Vascular Malformations of the Spine



Vascular Malformations of the Spine







Introduction

Spinal cord vascular malformations represent about 2% to 3% of spinal masses and typically present with myelopathic symptoms related to compromise of long tract function (bowel and bladder dysfunctions, motor and sensory losses) but can also present with back pain, radicular symptoms, subarachnoid or intraspinal hemorrhage, or spinal deformity.

Spinal arteriovenous malformations are rare. With the exception of spinal dural arteriovenous malformations, there are probably almost as many publications and classification systems for spinal vascular disease in the literature as there are patients with these disorders. The most helpful way to understand these lesions is by their location with reference to the dura and the spinal cord. Secondarily, they can be categorized into simple fistulous lesions (AVF) or multivessel lesions (AVM). Intramedullary AVMs are classified into juvenile type (whole cross-sectional area of the cord involved) or glomus type (a more restricted pea-like configuration).
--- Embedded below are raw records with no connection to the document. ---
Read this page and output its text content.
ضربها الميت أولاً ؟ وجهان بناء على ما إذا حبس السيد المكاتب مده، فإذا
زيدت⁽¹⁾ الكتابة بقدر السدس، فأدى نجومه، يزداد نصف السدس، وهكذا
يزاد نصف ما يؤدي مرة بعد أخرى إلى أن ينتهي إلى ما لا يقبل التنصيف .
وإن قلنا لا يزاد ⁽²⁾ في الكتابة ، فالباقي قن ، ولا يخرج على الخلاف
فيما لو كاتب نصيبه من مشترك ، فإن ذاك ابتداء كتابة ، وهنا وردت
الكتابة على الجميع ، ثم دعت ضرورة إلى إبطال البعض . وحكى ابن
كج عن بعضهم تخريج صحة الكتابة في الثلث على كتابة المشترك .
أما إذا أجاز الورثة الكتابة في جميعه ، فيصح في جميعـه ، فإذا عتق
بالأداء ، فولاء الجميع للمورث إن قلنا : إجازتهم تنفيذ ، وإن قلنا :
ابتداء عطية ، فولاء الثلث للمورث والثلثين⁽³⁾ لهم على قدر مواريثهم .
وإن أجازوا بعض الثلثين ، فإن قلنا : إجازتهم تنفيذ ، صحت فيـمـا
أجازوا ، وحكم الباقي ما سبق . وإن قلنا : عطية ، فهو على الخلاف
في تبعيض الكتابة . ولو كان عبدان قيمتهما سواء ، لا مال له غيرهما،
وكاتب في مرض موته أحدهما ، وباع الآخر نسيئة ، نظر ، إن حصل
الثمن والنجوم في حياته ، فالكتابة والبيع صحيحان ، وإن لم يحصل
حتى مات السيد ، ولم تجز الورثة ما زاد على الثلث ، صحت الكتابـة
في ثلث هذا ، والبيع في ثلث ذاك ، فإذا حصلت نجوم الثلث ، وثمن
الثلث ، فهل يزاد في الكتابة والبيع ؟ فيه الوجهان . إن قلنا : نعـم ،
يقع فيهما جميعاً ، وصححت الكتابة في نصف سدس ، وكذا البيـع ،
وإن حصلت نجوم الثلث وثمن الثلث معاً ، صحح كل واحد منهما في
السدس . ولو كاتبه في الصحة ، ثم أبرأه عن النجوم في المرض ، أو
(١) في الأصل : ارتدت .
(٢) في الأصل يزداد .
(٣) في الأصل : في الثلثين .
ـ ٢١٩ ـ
Pial fistulas are usually on the surface of the cord or just below and are sometimes graded according to the degree or absence of ectasia of the feeding arteries.

Spinal AVMs can alternatively be classified from a genetic point of view:



  • Genetic hereditary lesions of the vascular germinal cells, such as seen in hereditary hemorrhagic telangiectasia.


  • Genetic nonhereditary lesions with metameric expression, such as Cobb syndrome where patients have multiple shunts and malformations of the spine, muscles, paraspinal and cutaneous tissues.


  • Single lesions of the cord, nerve roots, or filum terminale (1,2).

Dural arteriovenous fistulas, on the other hand, are tiny, slowly flowing lesions, which with rare exceptions represent an acquired disease of later adulthood (>40 years). They are supplied by dural arteries and typically affect the lower spine and lower extremities. They cause a more progressive slow decline compared with intramedullary vascular malformations. They do not typically cause subarachnoid hemorrhage.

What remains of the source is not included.